Two new U.S. congresswomen, both Muslim, are the objects of organized media attacks by Saudi Arabia and the United Arab Emirates, according to recent opinion pieces.
Why would these foreign countries feel threatened by Rep. lhan Omar, a Somalian immigrant? Or by Rep. Rashida Tlaib, a daughter of Palestinian immigrants?
The ‘Khashoggi Effect’
“Well, they fear the Khashoggi effect — too many Muslims exposing and criticizing tyranny,” writes Columbia University professor Hamid Dabashi in an op-ed on aljazeera.com.
Jamal Khashoggi was the Saudi writer and Washington Post columnist allegedly killed by Saudi operates.

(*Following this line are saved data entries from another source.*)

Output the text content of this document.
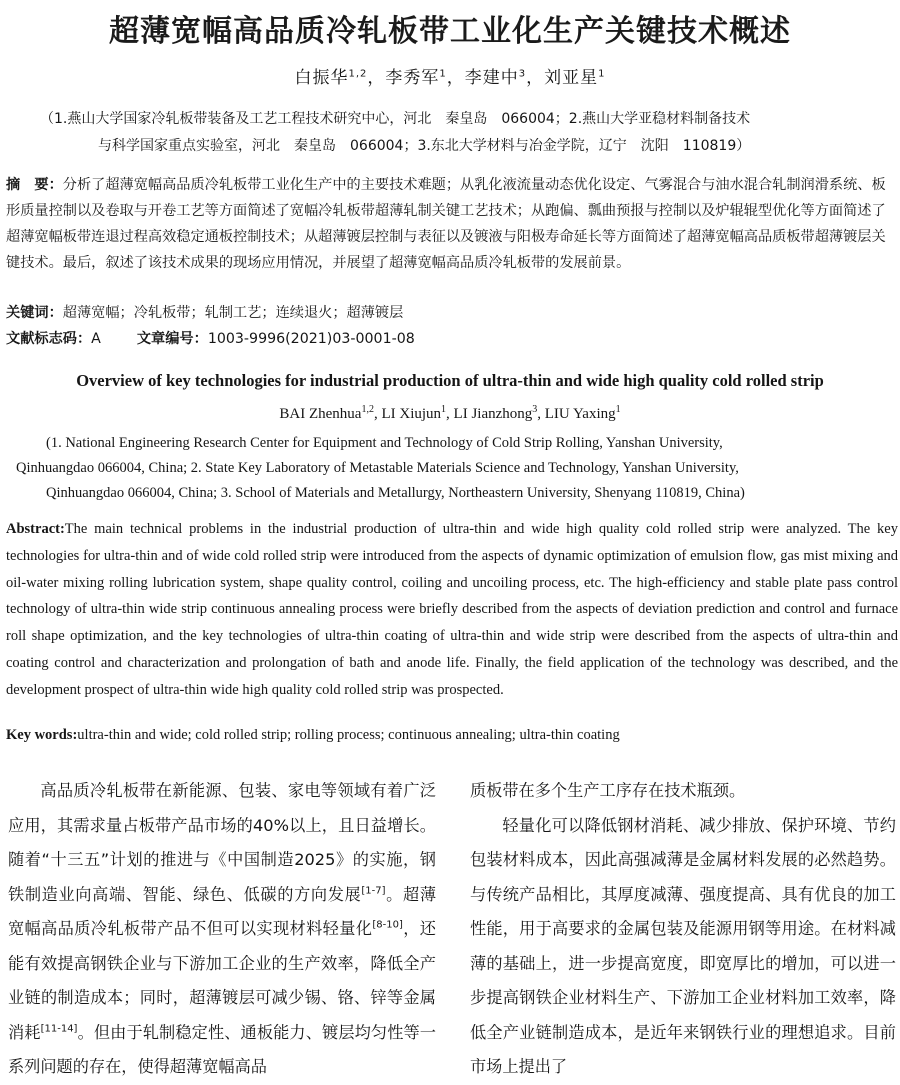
超薄宽幅高品质冷轧板带工业化生产关键技术概述
白振华$^{1,2}$，李秀军$^1$，李建中$^3$，刘亚星$^1$
（1.燕山大学国家冷轧板带装备及工艺工程技术研究中心，河北　秦皇岛　066004；2.燕山大学亚稳材料制备技术
与科学国家重点实验室，河北　秦皇岛　066004；3.东北大学材料与冶金学院，辽宁　沈阳　110819）
摘　要：分析了超薄宽幅高品质冷轧板带工业化生产中的主要技术难题；从乳化液流量动态优化设定、气雾混合与油水混合轧制润滑系统、板形质量控制以及卷取与开卷工艺等方面简述了宽幅冷轧板带超薄轧制关键工艺技术；从跑偏、瓢曲预报与控制以及炉辊辊型优化等方面简述了超薄宽幅板带连退过程高效稳定通板控制技术；从超薄镀层控制与表征以及镀液与阳极寿命延长等方面简述了超薄宽幅高品质板带超薄镀层关键技术。最后，叙述了该技术成果的现场应用情况，并展望了超薄宽幅高品质冷轧板带的发展前景。
关键词：超薄宽幅；冷轧板带；轧制工艺；连续退火；超薄镀层
文献标志码：A	文章编号：1003-9996(2021)03-0001-08
Overview of key technologies for industrial production of ultra-thin and wide high quality cold rolled strip
BAI Zhenhua$^{1,2}$, LI Xiujun$^1$, LI Jianzhong$^3$, LIU Yaxing$^1$
(1. National Engineering Research Center for Equipment and Technology of Cold Strip Rolling, Yanshan University,
Qinhuangdao 066004, China; 2. State Key Laboratory of Metastable Materials Science and Technology, Yanshan University,
Qinhuangdao 066004, China; 3. School of Materials and Metallurgy, Northeastern University, Shenyang 110819, China)
Abstract:The main technical problems in the industrial production of ultra-thin and wide high quality cold rolled strip were analyzed. The key technologies for ultra-thin and of wide cold rolled strip were introduced from the aspects of dynamic optimization of emulsion flow, gas mist mixing and oil-water mixing rolling lubrication system, shape quality control, coiling and uncoiling process, etc. The high-efficiency and stable plate pass control technology of ultra-thin wide strip continuous annealing process were briefly described from the aspects of deviation prediction and control and furnace roll shape optimization, and the key technologies of ultra-thin coating of ultra-thin and wide strip were described from the aspects of ultra-thin and coating control and characterization and prolongation of bath and anode life. Finally, the field application of the technology was described, and the development prospect of ultra-thin wide high quality cold rolled strip was prospected.
Key words:ultra-thin and wide; cold rolled strip; rolling process; continuous annealing; ultra-thin coating

高品质冷轧板带在新能源、包装、家电等领域有着广泛应用，其需求量占板带产品市场的40%以上，且日益增长。随着“十三五”计划的推进与《中国制造2025》的实施，钢铁制造业向高端、智能、绿色、低碳的方向发展[1-7]。超薄宽幅高品质冷轧板带产品不但可以实现材料轻量化[8-10]，还能有效提高钢铁企业与下游加工企业的生产效率，降低全产业链的制造成本；同时，超薄镀层可减少锡、铬、锌等金属消耗[11-14]。但由于轧制稳定性、通板能力、镀层均匀性等一系列问题的存在，使得超薄宽幅高品

质板带在多个生产工序存在技术瓶颈。

轻量化可以降低钢材消耗、减少排放、保护环境、节约包装材料成本，因此高强减薄是金属材料发展的必然趋势。与传统产品相比，其厚度减薄、强度提高、具有优良的加工性能，用于高要求的金属包装及能源用钢等用途。在材料减薄的基础上，进一步提高宽度，即宽厚比的增加，可以进一步提高钢铁企业材料生产、下游加工企业材料加工效率，降低全产业链制造成本，是近年来钢铁行业的理想追求。目前市场上提出了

In his last column for The Post, he warned of efforts in the Middle East to crush the free press.
U.S. intelligence officials say that Saudi Crown Prince Mohammed bin Salman ordered Khashoggi’s killing.

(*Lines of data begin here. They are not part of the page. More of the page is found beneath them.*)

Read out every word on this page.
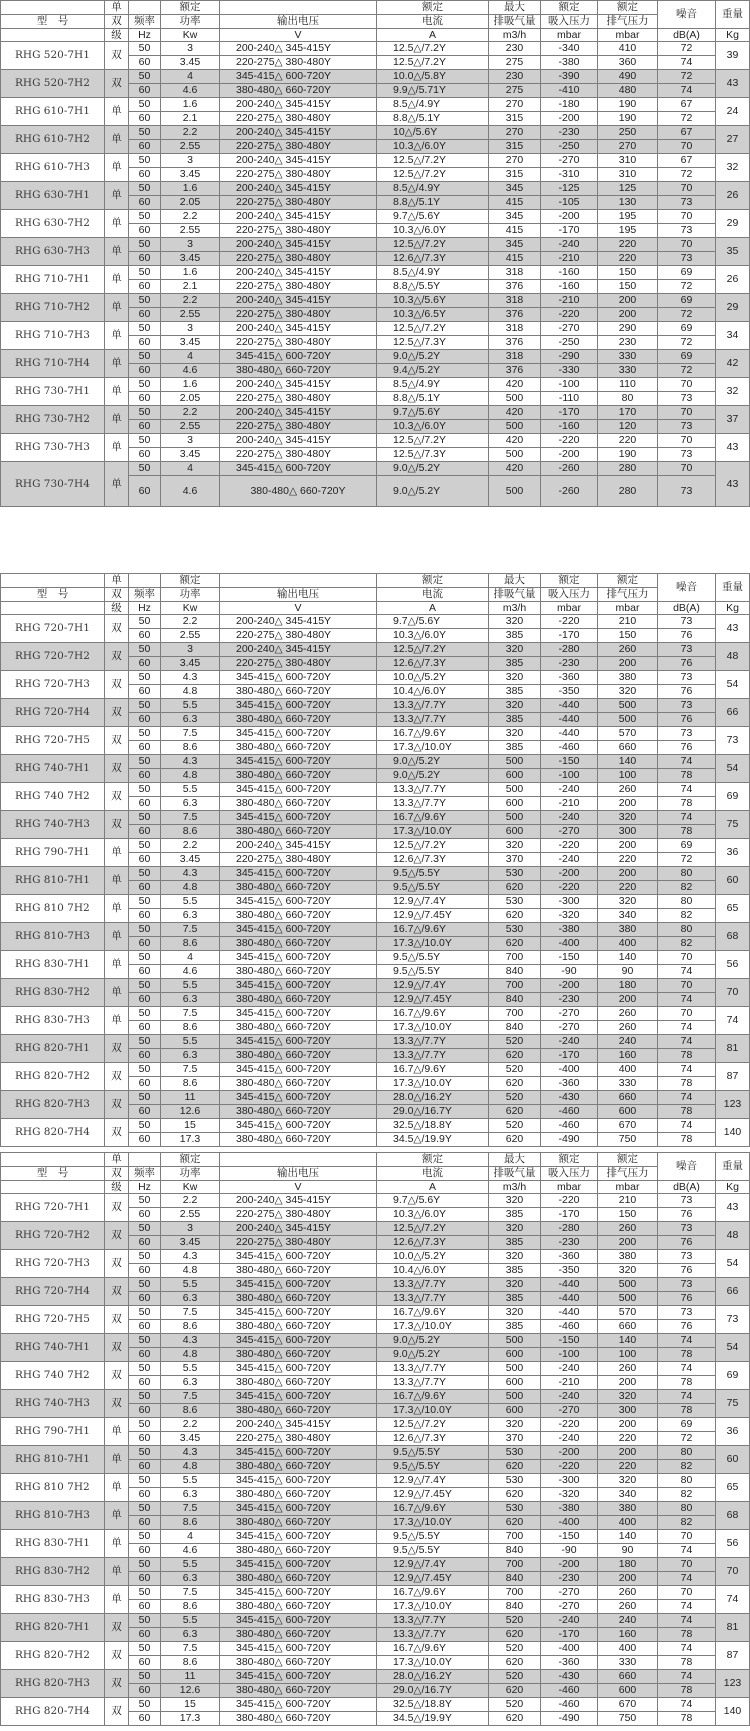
	单		额定		额定	最大	额定	额定	噪音	重量
型　号	双	频率	功率	输出电压	电流	排吸气量	吸入压力	排气压力		
	级	Hz	Kw	V	A	m3/h	mbar	mbar	dB(A)	Kg
RHG 520-7H1	双	50	3	200-240△ 345-415Y	12.5△/7.2Y	230	-340	410	72	39
		60	3.45	220-275△ 380-480Y	12.5△/7.2Y	275	-380	360	74	
RHG 520-7H2	双	50	4	345-415△ 600-720Y	10.0△/5.8Y	230	-390	490	72	43
		60	4.6	380-480△ 660-720Y	9.9△/5.71Y	275	-410	480	74	
RHG 610-7H1	单	50	1.6	200-240△ 345-415Y	8.5△/4.9Y	270	-180	190	67	24
		60	2.1	220-275△ 380-480Y	8.8△/5.1Y	315	-200	190	72	
RHG 610-7H2	单	50	2.2	200-240△ 345-415Y	10△/5.6Y	270	-230	250	67	27
		60	2.55	220-275△ 380-480Y	10.3△/6.0Y	315	-250	270	70	
RHG 610-7H3	单	50	3	200-240△ 345-415Y	12.5△/7.2Y	270	-270	310	67	32
		60	3.45	220-275△ 380-480Y	12.5△/7.2Y	315	-310	310	72	
RHG 630-7H1	单	50	1.6	200-240△ 345-415Y	8.5△/4.9Y	345	-125	125	70	26
		60	2.05	220-275△ 380-480Y	8.8△/5.1Y	415	-105	130	73	
RHG 630-7H2	单	50	2.2	200-240△ 345-415Y	9.7△/5.6Y	345	-200	195	70	29
		60	2.55	220-275△ 380-480Y	10.3△/6.0Y	415	-170	195	73	
RHG 630-7H3	单	50	3	200-240△ 345-415Y	12.5△/7.2Y	345	-240	220	70	35
		60	3.45	220-275△ 380-480Y	12.6△/7.3Y	415	-210	220	73	
RHG 710-7H1	单	50	1.6	200-240△ 345-415Y	8.5△/4.9Y	318	-160	150	69	26
		60	2.1	220-275△ 380-480Y	8.8△/5.5Y	376	-160	150	72	
RHG 710-7H2	单	50	2.2	200-240△ 345-415Y	10.3△/5.6Y	318	-210	200	69	29
		60	2.55	220-275△ 380-480Y	10.3△/6.5Y	376	-220	200	72	
RHG 710-7H3	单	50	3	200-240△ 345-415Y	12.5△/7.2Y	318	-270	290	69	34
		60	3.45	220-275△ 380-480Y	12.5△/7.3Y	376	-250	230	72	
RHG 710-7H4	单	50	4	345-415△ 600-720Y	9.0△/5.2Y	318	-290	330	69	42
		60	4.6	380-480△ 660-720Y	9.4△/5.2Y	376	-330	330	72	
RHG 730-7H1	单	50	1.6	200-240△ 345-415Y	8.5△/4.9Y	420	-100	110	70	32
		60	2.05	220-275△ 380-480Y	8.8△/5.1Y	500	-110	80	73	
RHG 730-7H2	单	50	2.2	200-240△ 345-415Y	9.7△/5.6Y	420	-170	170	70	37
		60	2.55	220-275△ 380-480Y	10.3△/6.0Y	500	-160	120	73	
RHG 730-7H3	单	50	3	200-240△ 345-415Y	12.5△/7.2Y	420	-220	220	70	43
		60	3.45	220-275△ 380-480Y	12.5△/7.3Y	500	-200	190	73	
RHG 730-7H4	单	50	4	345-415△ 600-720Y	9.0△/5.2Y	420	-260	280	70	43
		60	4.6	380-480△ 660-720Y	9.0△/5.2Y	500	-260	280	73	
	单		额定		额定	最大	额定	额定	噪音	重量
型　号	双	频率	功率	输出电压	电流	排吸气量	吸入压力	排气压力		
	级	Hz	Kw	V	A	m3/h	mbar	mbar	dB(A)	Kg
RHG 720-7H1	双	50	2.2	200-240△ 345-415Y	9.7△/5.6Y	320	-220	210	73	43
		60	2.55	220-275△ 380-480Y	10.3△/6.0Y	385	-170	150	76	
RHG 720-7H2	双	50	3	200-240△ 345-415Y	12.5△/7.2Y	320	-280	260	73	48
		60	3.45	220-275△ 380-480Y	12.6△/7.3Y	385	-230	200	76	
RHG 720-7H3	双	50	4.3	345-415△ 600-720Y	10.0△/5.2Y	320	-360	380	73	54
		60	4.8	380-480△ 660-720Y	10.4△/6.0Y	385	-350	320	76	
RHG 720-7H4	双	50	5.5	345-415△ 600-720Y	13.3△/7.7Y	320	-440	500	73	66
		60	6.3	380-480△ 660-720Y	13.3△/7.7Y	385	-440	500	76	
RHG 720-7H5	双	50	7.5	345-415△ 600-720Y	16.7△/9.6Y	320	-440	570	73	73
		60	8.6	380-480△ 660-720Y	17.3△/10.0Y	385	-460	660	76	
RHG 740-7H1	双	50	4.3	345-415△ 600-720Y	9.0△/5.2Y	500	-150	140	74	54
		60	4.8	380-480△ 660-720Y	9.0△/5.2Y	600	-100	100	78	
RHG 740 7H2	双	50	5.5	345-415△ 600-720Y	13.3△/7.7Y	500	-240	260	74	69
		60	6.3	380-480△ 660-720Y	13.3△/7.7Y	600	-210	200	78	
RHG 740-7H3	双	50	7.5	345-415△ 600-720Y	16.7△/9.6Y	500	-240	320	74	75
		60	8.6	380-480△ 660-720Y	17.3△/10.0Y	600	-270	300	78	
RHG 790-7H1	单	50	2.2	200-240△ 345-415Y	12.5△/7.2Y	320	-220	200	69	36
		60	3.45	220-275△ 380-480Y	12.6△/7.3Y	370	-240	220	72	
RHG 810-7H1	单	50	4.3	345-415△ 600-720Y	9.5△/5.5Y	530	-200	200	80	60
		60	4.8	380-480△ 660-720Y	9.5△/5.5Y	620	-220	220	82	
RHG 810 7H2	单	50	5.5	345-415△ 600-720Y	12.9△/7.4Y	530	-300	320	80	65
		60	6.3	380-480△ 660-720Y	12.9△/7.45Y	620	-320	340	82	
RHG 810-7H3	单	50	7.5	345-415△ 600-720Y	16.7△/9.6Y	530	-380	380	80	68
		60	8.6	380-480△ 660-720Y	17.3△/10.0Y	620	-400	400	82	
RHG 830-7H1	单	50	4	345-415△ 600-720Y	9.5△/5.5Y	700	-150	140	70	56
		60	4.6	380-480△ 660-720Y	9.5△/5.5Y	840	-90	90	74	
RHG 830-7H2	单	50	5.5	345-415△ 600-720Y	12.9△/7.4Y	700	-200	180	70	70
		60	6.3	380-480△ 660-720Y	12.9△/7.45Y	840	-230	200	74	
RHG 830-7H3	单	50	7.5	345-415△ 600-720Y	16.7△/9.6Y	700	-270	260	70	74
		60	8.6	380-480△ 660-720Y	17.3△/10.0Y	840	-270	260	74	
RHG 820-7H1	双	50	5.5	345-415△ 600-720Y	13.3△/7.7Y	520	-240	240	74	81
		60	6.3	380-480△ 660-720Y	13.3△/7.7Y	620	-170	160	78	
RHG 820-7H2	双	50	7.5	345-415△ 600-720Y	16.7△/9.6Y	520	-400	400	74	87
		60	8.6	380-480△ 660-720Y	17.3△/10.0Y	620	-360	330	78	
RHG 820-7H3	双	50	11	345-415△ 600-720Y	28.0△/16.2Y	520	-430	660	74	123
		60	12.6	380-480△ 660-720Y	29.0△/16.7Y	620	-460	600	78	
RHG 820-7H4	双	50	15	345-415△ 600-720Y	32.5△/18.8Y	520	-460	670	74	140
		60	17.3	380-480△ 660-720Y	34.5△/19.9Y	620	-490	750	78	
	单		额定		额定	最大	额定	额定	噪音	重量
型　号	双	频率	功率	输出电压	电流	排吸气量	吸入压力	排气压力		
	级	Hz	Kw	V	A	m3/h	mbar	mbar	dB(A)	Kg
RHG 720-7H1	双	50	2.2	200-240△ 345-415Y	9.7△/5.6Y	320	-220	210	73	43
		60	2.55	220-275△ 380-480Y	10.3△/6.0Y	385	-170	150	76	
RHG 720-7H2	双	50	3	200-240△ 345-415Y	12.5△/7.2Y	320	-280	260	73	48
		60	3.45	220-275△ 380-480Y	12.6△/7.3Y	385	-230	200	76	
RHG 720-7H3	双	50	4.3	345-415△ 600-720Y	10.0△/5.2Y	320	-360	380	73	54
		60	4.8	380-480△ 660-720Y	10.4△/6.0Y	385	-350	320	76	
RHG 720-7H4	双	50	5.5	345-415△ 600-720Y	13.3△/7.7Y	320	-440	500	73	66
		60	6.3	380-480△ 660-720Y	13.3△/7.7Y	385	-440	500	76	
RHG 720-7H5	双	50	7.5	345-415△ 600-720Y	16.7△/9.6Y	320	-440	570	73	73
		60	8.6	380-480△ 660-720Y	17.3△/10.0Y	385	-460	660	76	
RHG 740-7H1	双	50	4.3	345-415△ 600-720Y	9.0△/5.2Y	500	-150	140	74	54
		60	4.8	380-480△ 660-720Y	9.0△/5.2Y	600	-100	100	78	
RHG 740 7H2	双	50	5.5	345-415△ 600-720Y	13.3△/7.7Y	500	-240	260	74	69
		60	6.3	380-480△ 660-720Y	13.3△/7.7Y	600	-210	200	78	
RHG 740-7H3	双	50	7.5	345-415△ 600-720Y	16.7△/9.6Y	500	-240	320	74	75
		60	8.6	380-480△ 660-720Y	17.3△/10.0Y	600	-270	300	78	
RHG 790-7H1	单	50	2.2	200-240△ 345-415Y	12.5△/7.2Y	320	-220	200	69	36
		60	3.45	220-275△ 380-480Y	12.6△/7.3Y	370	-240	220	72	
RHG 810-7H1	单	50	4.3	345-415△ 600-720Y	9.5△/5.5Y	530	-200	200	80	60
		60	4.8	380-480△ 660-720Y	9.5△/5.5Y	620	-220	220	82	
RHG 810 7H2	单	50	5.5	345-415△ 600-720Y	12.9△/7.4Y	530	-300	320	80	65
		60	6.3	380-480△ 660-720Y	12.9△/7.45Y	620	-320	340	82	
RHG 810-7H3	单	50	7.5	345-415△ 600-720Y	16.7△/9.6Y	530	-380	380	80	68
		60	8.6	380-480△ 660-720Y	17.3△/10.0Y	620	-400	400	82	
RHG 830-7H1	单	50	4	345-415△ 600-720Y	9.5△/5.5Y	700	-150	140	70	56
		60	4.6	380-480△ 660-720Y	9.5△/5.5Y	840	-90	90	74	
RHG 830-7H2	单	50	5.5	345-415△ 600-720Y	12.9△/7.4Y	700	-200	180	70	70
		60	6.3	380-480△ 660-720Y	12.9△/7.45Y	840	-230	200	74	
RHG 830-7H3	单	50	7.5	345-415△ 600-720Y	16.7△/9.6Y	700	-270	260	70	74
		60	8.6	380-480△ 660-720Y	17.3△/10.0Y	840	-270	260	74	
RHG 820-7H1	双	50	5.5	345-415△ 600-720Y	13.3△/7.7Y	520	-240	240	74	81
		60	6.3	380-480△ 660-720Y	13.3△/7.7Y	620	-170	160	78	
RHG 820-7H2	双	50	7.5	345-415△ 600-720Y	16.7△/9.6Y	520	-400	400	74	87
		60	8.6	380-480△ 660-720Y	17.3△/10.0Y	620	-360	330	78	
RHG 820-7H3	双	50	11	345-415△ 600-720Y	28.0△/16.2Y	520	-430	660	74	123
		60	12.6	380-480△ 660-720Y	29.0△/16.7Y	620	-460	600	78	
RHG 820-7H4	双	50	15	345-415△ 600-720Y	32.5△/18.8Y	520	-460	670	74	140
		60	17.3	380-480△ 660-720Y	34.5△/19.9Y	620	-490	750	78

Continues Dabashi: “Thus for their outspokenness and open criticism, Omar and Tlaib are perceived as what Professor Mahmoud Mamdani of Columbia University calls ‘bad Muslims’ in his remarkable study and subsequent book. By contrast, good Muslims — the ones Saudi Arabia et al like — are those silently watching it massacre Yemenis and cut Khashoggi to pieces while rushing to make ticket reservations for their Hajj pilgrimage. “
Racism, Bigotry, and Fake News
Olva Salem writes for Foreign Policy that “Gulf Arab monarchies are using racism, bigotry, and fake news to denounce Washington’s newest history-making politicians.”

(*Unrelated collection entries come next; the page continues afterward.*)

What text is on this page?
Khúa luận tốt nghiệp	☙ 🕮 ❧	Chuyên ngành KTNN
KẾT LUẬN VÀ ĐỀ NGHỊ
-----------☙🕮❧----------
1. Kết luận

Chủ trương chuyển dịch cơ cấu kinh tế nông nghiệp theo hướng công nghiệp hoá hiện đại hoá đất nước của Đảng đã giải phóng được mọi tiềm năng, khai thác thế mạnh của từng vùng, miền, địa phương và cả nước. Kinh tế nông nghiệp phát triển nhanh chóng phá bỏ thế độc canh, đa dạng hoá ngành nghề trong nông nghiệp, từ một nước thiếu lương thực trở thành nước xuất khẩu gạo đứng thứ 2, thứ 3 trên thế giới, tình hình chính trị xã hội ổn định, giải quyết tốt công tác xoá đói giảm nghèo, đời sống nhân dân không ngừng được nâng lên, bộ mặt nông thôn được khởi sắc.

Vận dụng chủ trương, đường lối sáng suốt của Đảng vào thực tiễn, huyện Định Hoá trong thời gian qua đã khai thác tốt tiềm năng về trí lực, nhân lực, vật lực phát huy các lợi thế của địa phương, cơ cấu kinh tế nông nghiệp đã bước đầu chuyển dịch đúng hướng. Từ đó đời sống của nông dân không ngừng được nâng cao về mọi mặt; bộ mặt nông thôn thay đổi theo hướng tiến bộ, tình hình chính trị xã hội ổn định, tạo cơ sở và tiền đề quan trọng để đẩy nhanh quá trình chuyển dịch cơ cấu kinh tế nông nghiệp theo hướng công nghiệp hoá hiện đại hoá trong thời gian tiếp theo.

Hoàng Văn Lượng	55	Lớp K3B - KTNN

Salem, a British-Egyptian journalist with a decade of experience covering the Middle East, wraps up her analysis with this opinion:
“It should be little surprise that America’s authoritarian allies have responded with panic and fear to voices like Tlaib and Omar. These regimes have always benefited from the false choice they present to policymakers in the West — in Muslim countries, they say, extremists are the only alternative to dictators. That argument is eloquently undermined by American politicians who share those regimes’ religion, but not their cynicism about democracy.”